La estación General Urquiza de la Línea E del subte dejará de prestar servicio desde el lunes 3 de agosto debido al inicio de una etapa clave de las obras de remodelación que se desarrollan en el lugar. Los trabajos, que demandarán aproximadamente tres meses, forman parte del plan de modernización de la red impulsado por Subterráneos de Buenos Aires (SBASE).
Aunque las tareas comenzaron meses atrás durante el horario nocturno para evitar afectar el servicio, el avance de la obra hace necesario el cierre total de la estación. La intervención abarcará accesos, escaleras, vestíbulos y andenes, con el objetivo de mejorar las condiciones de circulación, seguridad y accesibilidad para los usuarios.

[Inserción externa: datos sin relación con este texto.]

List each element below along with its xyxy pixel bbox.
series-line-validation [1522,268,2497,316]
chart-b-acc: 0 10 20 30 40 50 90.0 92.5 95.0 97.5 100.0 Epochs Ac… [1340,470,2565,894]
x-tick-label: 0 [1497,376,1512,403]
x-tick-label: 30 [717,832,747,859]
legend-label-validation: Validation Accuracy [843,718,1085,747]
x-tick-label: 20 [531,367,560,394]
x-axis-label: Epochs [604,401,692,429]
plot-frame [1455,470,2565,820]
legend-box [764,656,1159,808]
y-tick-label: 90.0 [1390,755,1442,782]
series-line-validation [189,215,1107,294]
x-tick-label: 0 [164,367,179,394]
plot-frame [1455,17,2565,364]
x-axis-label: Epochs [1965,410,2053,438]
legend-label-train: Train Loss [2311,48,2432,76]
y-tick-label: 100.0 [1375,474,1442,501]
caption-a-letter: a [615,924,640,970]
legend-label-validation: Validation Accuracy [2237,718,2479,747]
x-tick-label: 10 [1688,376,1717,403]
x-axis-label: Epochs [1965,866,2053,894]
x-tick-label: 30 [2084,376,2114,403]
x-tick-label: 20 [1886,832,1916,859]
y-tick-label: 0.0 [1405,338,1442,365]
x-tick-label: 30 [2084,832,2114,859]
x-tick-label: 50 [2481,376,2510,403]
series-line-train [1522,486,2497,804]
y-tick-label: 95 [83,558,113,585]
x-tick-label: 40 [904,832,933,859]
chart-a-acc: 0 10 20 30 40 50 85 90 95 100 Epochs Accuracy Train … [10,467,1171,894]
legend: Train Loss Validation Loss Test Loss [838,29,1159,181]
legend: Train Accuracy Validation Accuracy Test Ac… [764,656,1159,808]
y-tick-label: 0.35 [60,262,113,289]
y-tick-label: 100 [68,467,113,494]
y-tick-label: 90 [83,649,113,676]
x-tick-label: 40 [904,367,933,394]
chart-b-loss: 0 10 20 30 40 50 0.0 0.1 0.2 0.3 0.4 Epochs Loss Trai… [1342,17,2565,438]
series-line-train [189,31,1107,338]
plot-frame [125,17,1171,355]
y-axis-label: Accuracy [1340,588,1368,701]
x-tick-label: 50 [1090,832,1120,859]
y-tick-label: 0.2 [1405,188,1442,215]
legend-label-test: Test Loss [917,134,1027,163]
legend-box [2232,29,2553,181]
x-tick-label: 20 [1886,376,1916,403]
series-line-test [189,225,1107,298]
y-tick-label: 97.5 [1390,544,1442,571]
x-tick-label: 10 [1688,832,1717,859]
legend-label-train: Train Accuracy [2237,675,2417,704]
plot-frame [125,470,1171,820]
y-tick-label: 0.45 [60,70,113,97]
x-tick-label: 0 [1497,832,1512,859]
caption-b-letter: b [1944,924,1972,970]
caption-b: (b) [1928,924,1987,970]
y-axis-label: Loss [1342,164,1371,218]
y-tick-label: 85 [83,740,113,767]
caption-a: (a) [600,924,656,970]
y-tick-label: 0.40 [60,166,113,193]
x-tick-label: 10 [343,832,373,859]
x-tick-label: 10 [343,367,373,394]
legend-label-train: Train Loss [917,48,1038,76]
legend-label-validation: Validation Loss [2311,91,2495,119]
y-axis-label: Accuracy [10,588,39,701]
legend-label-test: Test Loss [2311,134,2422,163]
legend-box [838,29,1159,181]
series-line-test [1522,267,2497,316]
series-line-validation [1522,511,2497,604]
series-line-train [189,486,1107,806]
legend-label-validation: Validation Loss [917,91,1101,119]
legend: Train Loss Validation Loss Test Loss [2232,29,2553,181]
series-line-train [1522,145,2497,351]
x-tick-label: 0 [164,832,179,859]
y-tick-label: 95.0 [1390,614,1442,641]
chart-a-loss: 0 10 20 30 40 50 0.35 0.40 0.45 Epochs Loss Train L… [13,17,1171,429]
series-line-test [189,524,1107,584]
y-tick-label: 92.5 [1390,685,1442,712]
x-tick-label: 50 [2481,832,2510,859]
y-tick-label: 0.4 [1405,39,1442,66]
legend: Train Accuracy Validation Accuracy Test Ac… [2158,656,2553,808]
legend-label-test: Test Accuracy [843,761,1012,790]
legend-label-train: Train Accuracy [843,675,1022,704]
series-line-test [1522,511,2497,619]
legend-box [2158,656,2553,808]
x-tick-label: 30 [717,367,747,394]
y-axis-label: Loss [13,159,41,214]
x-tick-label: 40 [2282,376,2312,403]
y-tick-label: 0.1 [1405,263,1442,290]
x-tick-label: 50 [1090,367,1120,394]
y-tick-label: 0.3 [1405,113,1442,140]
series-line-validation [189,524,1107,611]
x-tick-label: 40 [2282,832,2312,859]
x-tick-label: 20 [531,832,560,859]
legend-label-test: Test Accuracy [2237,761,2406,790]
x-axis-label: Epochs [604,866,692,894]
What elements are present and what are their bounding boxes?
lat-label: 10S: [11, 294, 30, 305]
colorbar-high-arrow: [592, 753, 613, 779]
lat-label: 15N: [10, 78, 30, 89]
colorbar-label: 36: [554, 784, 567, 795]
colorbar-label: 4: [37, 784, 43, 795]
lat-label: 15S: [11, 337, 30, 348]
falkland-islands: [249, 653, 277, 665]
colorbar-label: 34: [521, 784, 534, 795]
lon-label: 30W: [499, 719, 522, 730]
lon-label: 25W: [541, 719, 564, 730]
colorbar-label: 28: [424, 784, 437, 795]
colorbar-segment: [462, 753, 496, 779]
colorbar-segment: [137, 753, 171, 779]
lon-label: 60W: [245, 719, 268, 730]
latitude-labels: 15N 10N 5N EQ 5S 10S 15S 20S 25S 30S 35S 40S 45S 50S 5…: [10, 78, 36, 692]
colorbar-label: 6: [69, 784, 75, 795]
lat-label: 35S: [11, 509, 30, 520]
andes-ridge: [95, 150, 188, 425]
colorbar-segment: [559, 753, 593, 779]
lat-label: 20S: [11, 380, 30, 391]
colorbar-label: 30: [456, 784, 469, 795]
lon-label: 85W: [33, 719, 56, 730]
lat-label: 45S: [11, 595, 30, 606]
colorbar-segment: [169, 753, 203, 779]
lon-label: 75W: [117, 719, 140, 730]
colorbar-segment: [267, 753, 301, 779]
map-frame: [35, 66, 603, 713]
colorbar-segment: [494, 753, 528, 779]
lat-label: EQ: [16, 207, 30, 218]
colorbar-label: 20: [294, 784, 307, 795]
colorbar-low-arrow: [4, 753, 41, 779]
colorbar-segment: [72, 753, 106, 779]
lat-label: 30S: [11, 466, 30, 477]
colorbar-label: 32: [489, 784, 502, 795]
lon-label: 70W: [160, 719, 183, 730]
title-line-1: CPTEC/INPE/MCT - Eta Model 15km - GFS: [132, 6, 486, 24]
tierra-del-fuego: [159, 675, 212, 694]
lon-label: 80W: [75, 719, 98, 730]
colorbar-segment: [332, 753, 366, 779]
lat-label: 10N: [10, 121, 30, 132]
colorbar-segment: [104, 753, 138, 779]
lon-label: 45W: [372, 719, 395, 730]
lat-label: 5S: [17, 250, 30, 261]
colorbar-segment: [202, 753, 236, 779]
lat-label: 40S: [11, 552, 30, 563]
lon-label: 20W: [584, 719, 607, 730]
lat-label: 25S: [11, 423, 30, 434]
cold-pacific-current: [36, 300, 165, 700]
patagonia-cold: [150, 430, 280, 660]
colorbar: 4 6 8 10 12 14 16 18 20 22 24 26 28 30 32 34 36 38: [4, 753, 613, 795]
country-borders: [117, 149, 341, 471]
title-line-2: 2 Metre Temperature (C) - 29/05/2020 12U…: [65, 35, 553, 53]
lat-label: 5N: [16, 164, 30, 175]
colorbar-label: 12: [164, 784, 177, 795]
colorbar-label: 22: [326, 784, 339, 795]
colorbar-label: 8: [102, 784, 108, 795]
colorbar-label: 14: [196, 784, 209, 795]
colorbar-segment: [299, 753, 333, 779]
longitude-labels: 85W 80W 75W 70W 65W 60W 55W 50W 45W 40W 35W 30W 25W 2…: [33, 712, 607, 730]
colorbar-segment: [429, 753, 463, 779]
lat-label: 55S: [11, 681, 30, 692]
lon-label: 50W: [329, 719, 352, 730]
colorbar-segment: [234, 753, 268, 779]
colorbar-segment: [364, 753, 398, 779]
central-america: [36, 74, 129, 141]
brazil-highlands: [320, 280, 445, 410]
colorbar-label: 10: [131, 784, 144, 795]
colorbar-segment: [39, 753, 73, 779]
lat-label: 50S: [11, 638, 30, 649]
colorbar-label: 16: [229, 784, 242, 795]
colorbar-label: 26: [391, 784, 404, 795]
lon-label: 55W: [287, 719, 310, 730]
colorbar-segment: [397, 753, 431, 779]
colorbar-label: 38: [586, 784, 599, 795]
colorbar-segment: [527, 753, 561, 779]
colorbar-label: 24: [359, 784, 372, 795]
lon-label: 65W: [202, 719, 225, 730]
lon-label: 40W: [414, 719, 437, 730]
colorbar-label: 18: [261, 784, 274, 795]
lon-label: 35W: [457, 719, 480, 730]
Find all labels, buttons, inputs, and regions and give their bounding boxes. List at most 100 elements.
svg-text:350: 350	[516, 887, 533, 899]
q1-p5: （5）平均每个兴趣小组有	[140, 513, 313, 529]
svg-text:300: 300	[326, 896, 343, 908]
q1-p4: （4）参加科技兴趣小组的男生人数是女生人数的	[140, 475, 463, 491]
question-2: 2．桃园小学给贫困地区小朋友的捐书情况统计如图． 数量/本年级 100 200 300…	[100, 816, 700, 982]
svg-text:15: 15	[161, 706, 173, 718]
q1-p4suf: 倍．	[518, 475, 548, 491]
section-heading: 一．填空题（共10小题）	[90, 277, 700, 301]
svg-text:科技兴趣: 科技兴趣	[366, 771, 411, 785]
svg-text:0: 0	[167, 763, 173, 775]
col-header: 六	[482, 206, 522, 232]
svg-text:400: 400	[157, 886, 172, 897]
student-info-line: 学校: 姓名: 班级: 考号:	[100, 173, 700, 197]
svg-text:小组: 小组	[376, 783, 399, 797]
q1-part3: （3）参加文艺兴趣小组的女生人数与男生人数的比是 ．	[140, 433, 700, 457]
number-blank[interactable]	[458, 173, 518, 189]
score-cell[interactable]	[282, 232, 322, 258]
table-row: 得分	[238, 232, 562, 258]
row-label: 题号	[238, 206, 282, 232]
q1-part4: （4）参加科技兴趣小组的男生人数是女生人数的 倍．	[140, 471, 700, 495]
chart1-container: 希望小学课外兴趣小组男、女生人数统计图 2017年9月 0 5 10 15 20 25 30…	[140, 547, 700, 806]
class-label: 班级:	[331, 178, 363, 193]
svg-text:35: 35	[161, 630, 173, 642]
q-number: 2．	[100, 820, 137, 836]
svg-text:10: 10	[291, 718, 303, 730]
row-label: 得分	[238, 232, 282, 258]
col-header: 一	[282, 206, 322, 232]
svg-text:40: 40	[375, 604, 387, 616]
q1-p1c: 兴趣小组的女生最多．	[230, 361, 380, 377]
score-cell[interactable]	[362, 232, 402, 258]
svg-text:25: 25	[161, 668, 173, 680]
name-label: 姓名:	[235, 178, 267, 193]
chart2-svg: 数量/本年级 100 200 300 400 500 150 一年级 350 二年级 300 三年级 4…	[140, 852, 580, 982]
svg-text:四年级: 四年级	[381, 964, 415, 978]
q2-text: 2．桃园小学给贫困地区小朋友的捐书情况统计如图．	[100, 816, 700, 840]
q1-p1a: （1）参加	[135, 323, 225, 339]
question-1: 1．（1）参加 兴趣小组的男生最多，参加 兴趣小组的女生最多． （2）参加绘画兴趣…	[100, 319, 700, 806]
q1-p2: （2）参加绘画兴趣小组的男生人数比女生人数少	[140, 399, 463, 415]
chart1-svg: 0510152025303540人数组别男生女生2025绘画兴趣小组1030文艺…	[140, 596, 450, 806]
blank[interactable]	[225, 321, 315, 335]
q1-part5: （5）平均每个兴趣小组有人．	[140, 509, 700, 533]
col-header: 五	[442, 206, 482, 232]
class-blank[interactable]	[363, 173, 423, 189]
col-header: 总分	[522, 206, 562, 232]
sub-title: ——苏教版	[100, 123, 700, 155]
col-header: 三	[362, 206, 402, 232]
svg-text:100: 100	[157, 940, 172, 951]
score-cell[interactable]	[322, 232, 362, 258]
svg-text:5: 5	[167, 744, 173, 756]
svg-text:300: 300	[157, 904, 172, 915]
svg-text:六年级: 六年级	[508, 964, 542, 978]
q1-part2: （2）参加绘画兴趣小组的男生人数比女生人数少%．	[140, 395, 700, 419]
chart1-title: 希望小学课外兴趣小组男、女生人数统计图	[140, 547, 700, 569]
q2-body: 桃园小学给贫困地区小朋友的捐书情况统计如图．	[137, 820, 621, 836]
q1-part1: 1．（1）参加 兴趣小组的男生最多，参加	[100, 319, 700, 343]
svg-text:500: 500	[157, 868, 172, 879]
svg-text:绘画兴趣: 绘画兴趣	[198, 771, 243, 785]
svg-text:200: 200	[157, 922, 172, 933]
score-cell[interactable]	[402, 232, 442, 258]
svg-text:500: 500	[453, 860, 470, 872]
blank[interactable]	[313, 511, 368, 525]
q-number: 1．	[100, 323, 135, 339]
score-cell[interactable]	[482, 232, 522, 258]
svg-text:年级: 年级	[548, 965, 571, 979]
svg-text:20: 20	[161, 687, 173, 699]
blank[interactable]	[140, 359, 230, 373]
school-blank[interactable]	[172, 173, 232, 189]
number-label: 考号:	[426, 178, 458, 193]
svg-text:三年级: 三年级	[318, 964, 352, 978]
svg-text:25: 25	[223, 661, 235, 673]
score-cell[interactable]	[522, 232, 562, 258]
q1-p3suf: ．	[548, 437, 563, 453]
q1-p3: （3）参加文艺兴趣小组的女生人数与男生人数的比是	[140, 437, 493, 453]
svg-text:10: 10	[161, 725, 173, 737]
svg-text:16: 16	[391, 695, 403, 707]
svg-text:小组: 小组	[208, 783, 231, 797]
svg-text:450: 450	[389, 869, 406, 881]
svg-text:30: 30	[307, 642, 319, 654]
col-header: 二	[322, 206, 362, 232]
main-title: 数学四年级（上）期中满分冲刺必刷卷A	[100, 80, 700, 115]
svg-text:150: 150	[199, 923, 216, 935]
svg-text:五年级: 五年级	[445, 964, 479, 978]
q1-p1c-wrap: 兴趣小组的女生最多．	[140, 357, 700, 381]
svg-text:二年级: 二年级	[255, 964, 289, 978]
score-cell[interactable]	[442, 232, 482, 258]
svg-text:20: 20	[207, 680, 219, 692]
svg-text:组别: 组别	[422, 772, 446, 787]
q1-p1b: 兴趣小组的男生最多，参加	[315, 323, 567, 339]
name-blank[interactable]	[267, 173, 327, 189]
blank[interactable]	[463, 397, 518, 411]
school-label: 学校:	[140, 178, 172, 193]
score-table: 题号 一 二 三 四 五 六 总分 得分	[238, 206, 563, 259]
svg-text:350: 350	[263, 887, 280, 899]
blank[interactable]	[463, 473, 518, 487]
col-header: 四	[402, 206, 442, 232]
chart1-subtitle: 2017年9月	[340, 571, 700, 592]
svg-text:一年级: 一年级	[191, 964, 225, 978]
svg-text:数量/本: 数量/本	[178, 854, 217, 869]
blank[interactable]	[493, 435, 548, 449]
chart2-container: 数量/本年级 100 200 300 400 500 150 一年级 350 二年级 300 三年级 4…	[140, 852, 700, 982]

Entre las principales obras previstas se encuentran la impermeabilización de la estructura, el reemplazo completo de los pisos, trabajos de pintura, la instalación de luminarias LED y la renovación de la señalización. También se incorporará cartelería en sistema braille y nuevo mobiliario, como bancos, cestos de residuos y apoyos isquiáticos.
Uno de los ejes centrales del proyecto será solucionar los problemas de filtraciones que afectan a la estación. Para ello se realizarán tratamientos especiales en juntas y estructuras, además de instalar una nueva cubierta de aleación de aluminio y zinc, diseñada para mejorar el drenaje del agua y prolongar la vida útil de la infraestructura.
Debido a su valor patrimonial, la estación también será objeto de una restauración de sus murales originales. Los trabajos estarán a cargo de especialistas y se desarrollarán bajo la supervisión de los organismos responsables de la preservación del patrimonio histórico de la Ciudad.
La renovación de General Urquiza se suma al plan de mejoras que ya permitió remodelar numerosas estaciones de la red de subtes y del Premetro. En paralelo, continúan obras en distintas líneas, mientras otras estaciones permanecen temporalmente cerradas por trabajos similares.
Estas inversiones forman parte de un programa más amplio destinado a modernizar el sistema de transporte subterráneo, que incluye la futura construcción de la Línea F, la incorporación de nuevos coches, el reemplazo de escaleras mecánicas, la instalación de ascensores y diversas mejoras de infraestructura para optimizar el servicio que utilizan miles de pasajeros cada día.